To configure these variables, update the template.yaml file:

Resources:
  AlarmContextFunction:
    Type: AWS::Serverless::Function
      Handler: lambda_function.alarm_handler
      Runtime: python3.12
      Environment:
        Variables:
          AWS_LAMBDA_LOG_LEVEL: INFO
          ANTHROPIC_VERSION: bedrock-2023-05-31
          BEDROCK_MODEL_ID: anthropic.claude-3-sonnet-20240229-v1:0
          BEDROCK_REGION: us-east-1
          BEDROCK_MAX_TOKENS: 4000
          METRIC_ROUNDING_PRECISION_FOR_BEDROCK: 3
          POWERTOOLS_LOG_LEVEL: INFO
          POWERTOOLS_LOGGER_LOG_EVENT: "True"
          POWERTOOLS_SERVICE_NAME: Alarm
          POWERTOOLS_TRACER_CAPTURE_RESPONSE: "False"
          RECIPIENT: alias@domain.com
          SENDER: Name <alias@domain.com>
          USE_BEDROCK: "True"   

• get_log_insights_link(log_group_name, start_time, end_time, query)
  • Generates a CloudWatch Logs Insights query link.
  • Parameters:
    • log_group_name (str): The name of the log group.
    • start_time (str): The start time for the query.
    • end_time (str): The end time for the query.
    • query (str): The Logs Insights query.

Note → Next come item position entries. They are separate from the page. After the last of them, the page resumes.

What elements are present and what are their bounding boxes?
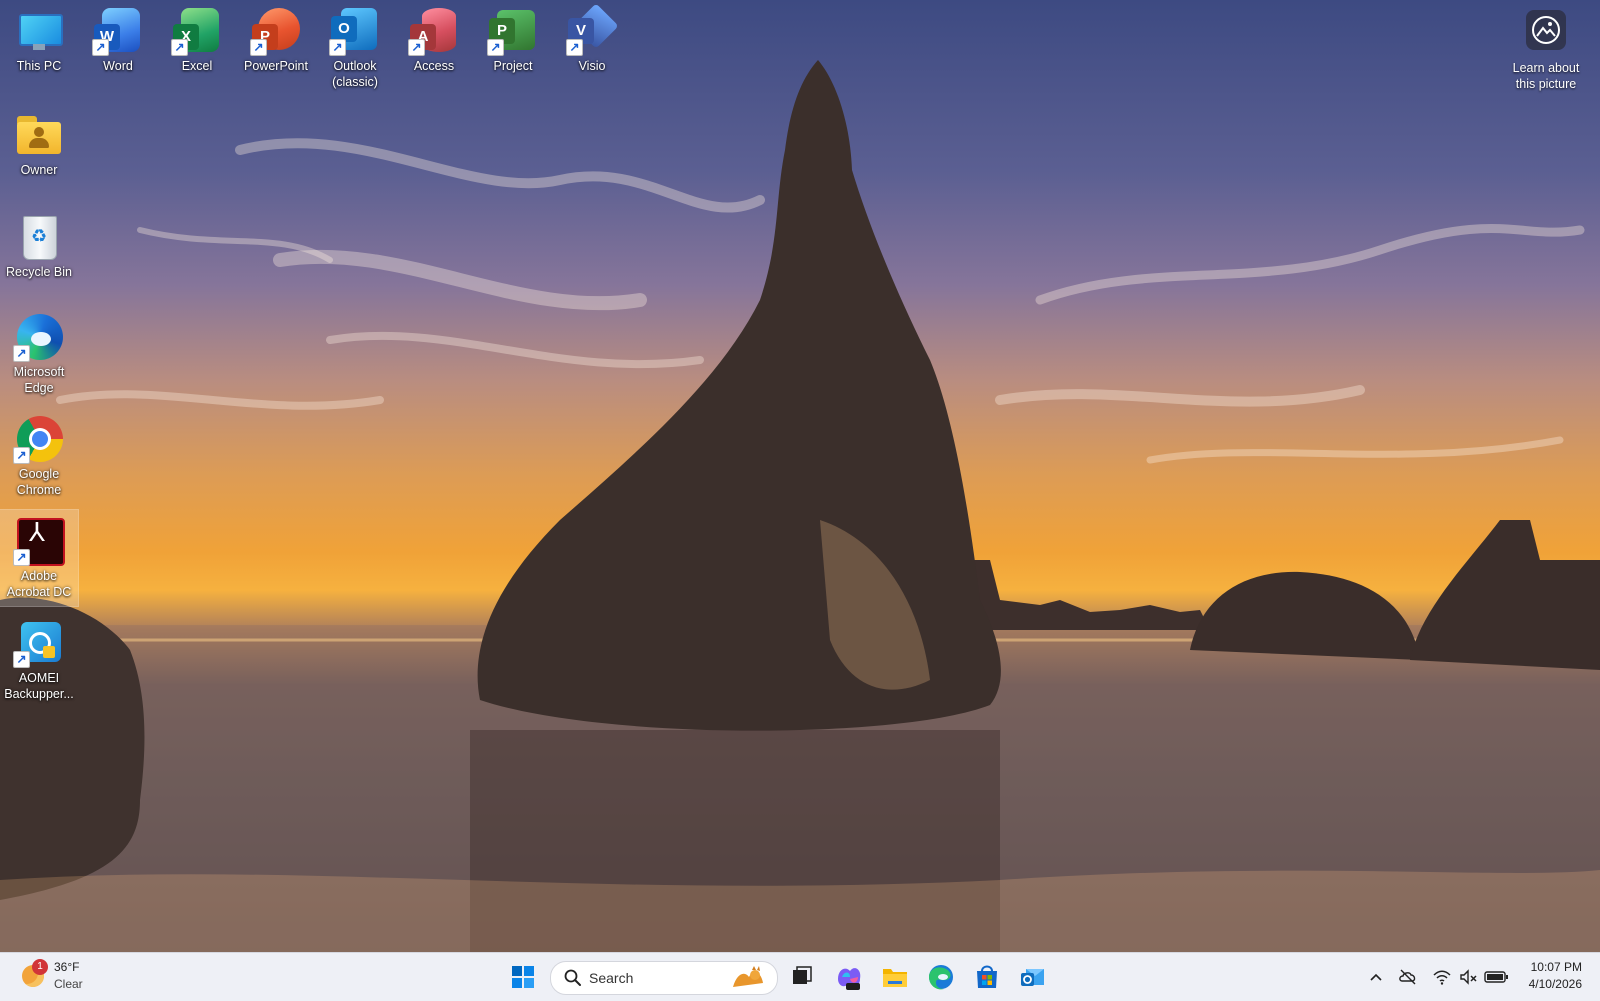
access-icon: A ↗ xyxy=(408,6,458,56)
m365-copilot-icon xyxy=(838,968,861,990)
desktop-icon-project[interactable]: P ↗ Project xyxy=(474,0,552,74)
desktop-icon-label: Visio xyxy=(578,59,606,73)
start-button[interactable] xyxy=(506,961,540,993)
outlook-icon: O ↗ xyxy=(329,6,379,56)
clock-time: 10:07 PM xyxy=(1530,960,1582,974)
desktop-icon-recycle-bin[interactable]: ♻ Recycle Bin xyxy=(0,206,78,280)
chrome-icon: ↗ xyxy=(13,414,63,464)
desktop-icon-owner[interactable]: Owner xyxy=(0,104,78,178)
desktop-icon-excel[interactable]: X ↗ Excel xyxy=(158,0,236,74)
task-view-icon xyxy=(793,966,812,984)
weather-badge: 1 xyxy=(32,959,48,975)
clock[interactable]: 10:07 PM 4/10/2026 xyxy=(1516,953,1600,1001)
word-icon: W ↗ xyxy=(92,6,142,56)
recycle-bin-icon: ♻ xyxy=(15,212,63,260)
search-highlight-icon xyxy=(727,965,767,991)
weather-condition: Clear xyxy=(54,977,83,991)
desktop-icon-aomei[interactable]: ↗ AOMEI Backupper... xyxy=(0,612,78,702)
project-icon: P ↗ xyxy=(487,6,537,56)
excel-icon: X ↗ xyxy=(171,6,221,56)
edge-icon: ↗ xyxy=(13,312,63,362)
desktop-icon-label: Owner xyxy=(20,163,58,177)
search-placeholder: Search xyxy=(589,970,634,986)
desktop-icon-word[interactable]: W ↗ Word xyxy=(79,0,157,74)
weather-temperature: 36°F xyxy=(54,960,80,974)
folder-icon xyxy=(883,969,907,987)
outlook-taskbar-button[interactable] xyxy=(1016,961,1050,993)
onedrive-offline-icon[interactable] xyxy=(1398,967,1418,987)
desktop-icon-acrobat[interactable]: ⅄ ↗ Adobe Acrobat DC xyxy=(0,509,79,607)
wifi-icon[interactable] xyxy=(1432,967,1452,987)
desktop-icon-label: Recycle Bin xyxy=(6,265,72,279)
desktop-icon-this-pc[interactable]: This PC xyxy=(0,0,78,74)
desktop-icon-access[interactable]: A ↗ Access xyxy=(395,0,473,74)
weather-widget[interactable]: 1 36°F Clear xyxy=(14,953,124,1001)
powerpoint-icon: P ↗ xyxy=(250,6,300,56)
file-explorer-button[interactable] xyxy=(878,961,912,993)
search-icon xyxy=(564,969,581,986)
desktop-icon-label: Outlook (classic) xyxy=(332,59,378,89)
microsoft-store-button[interactable] xyxy=(970,961,1004,993)
clock-date: 4/10/2026 xyxy=(1528,977,1582,991)
visio-icon: V ↗ xyxy=(566,3,619,56)
learn-about-picture[interactable]: Learn about this picture xyxy=(1502,8,1590,92)
desktop-icon-label: Excel xyxy=(181,59,213,73)
store-icon xyxy=(977,965,997,988)
user-folder-icon xyxy=(15,110,63,158)
desktop-icon-label: Word xyxy=(103,59,133,73)
camera-spotlight-icon xyxy=(1526,10,1566,50)
desktop-wallpaper xyxy=(0,0,1600,952)
this-pc-icon xyxy=(15,6,63,54)
desktop-icon-outlook[interactable]: O ↗ Outlook (classic) xyxy=(316,0,394,90)
desktop-icon-label: PowerPoint xyxy=(244,59,308,73)
edge-icon xyxy=(929,965,953,990)
show-hidden-icons-chevron-up-icon[interactable] xyxy=(1366,967,1386,987)
desktop-icon-label: This PC xyxy=(16,59,62,73)
desktop-icon-visio[interactable]: V ↗ Visio xyxy=(553,0,631,74)
volume-muted-icon[interactable] xyxy=(1458,967,1478,987)
aomei-icon: ↗ xyxy=(13,618,63,668)
edge-taskbar-button[interactable] xyxy=(924,961,958,993)
taskbar: 1 36°F Clear Search 10:07 PM 4/10/2026 xyxy=(0,952,1600,1001)
battery-icon[interactable] xyxy=(1484,967,1510,987)
desktop-icon-label: Microsoft Edge xyxy=(13,365,65,395)
desktop-icon-label: Google Chrome xyxy=(16,467,62,497)
windows-logo-icon xyxy=(512,966,534,988)
desktop-icon-chrome[interactable]: ↗ Google Chrome xyxy=(0,408,78,498)
task-view-button[interactable] xyxy=(784,961,818,993)
desktop-icon-label: Project xyxy=(493,59,533,73)
learn-about-picture-label: Learn about this picture xyxy=(1512,61,1580,91)
desktop-icon-edge[interactable]: ↗ Microsoft Edge xyxy=(0,306,78,396)
outlook-icon xyxy=(1021,969,1044,986)
desktop-icon-powerpoint[interactable]: P ↗ PowerPoint xyxy=(237,0,315,74)
desktop-icon-label: Adobe Acrobat DC xyxy=(6,569,72,599)
acrobat-icon: ⅄ ↗ xyxy=(13,516,65,566)
desktop-icon-label: Access xyxy=(413,59,455,73)
m365-copilot-button[interactable] xyxy=(832,961,866,993)
desktop-icon-label: AOMEI Backupper... xyxy=(4,671,74,701)
taskbar-search[interactable]: Search xyxy=(550,961,778,995)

• build_dashboard(dashboard_metrics, annotation_time, start, end, region)
  • Builds a dashboard with the specified metrics.
  • Parameters:
    • dashboard_metrics (list): The list of metrics for the dashboard.
    • annotation_time (str): The annotation time for the dashboard.
    • start (str): The start time for the dashboard.
    • end (str): The end time for the dashboard.
    • region (str): The AWS region.

• process_traces(trace_ids, start_time, end_time, region)
  • Processes X-Ray traces and retrieves trace summaries and details.
  • Parameters:
    • trace_ids (list): The list of trace IDs to process.
    • start_time (str): The start time for the trace processing.
    • end_time (str): The end time for the trace processing.
    • region (str): The AWS region.

See CONTRIBUTING for more information.

This library is licensed under the MIT-0 License. See the LICENSE file.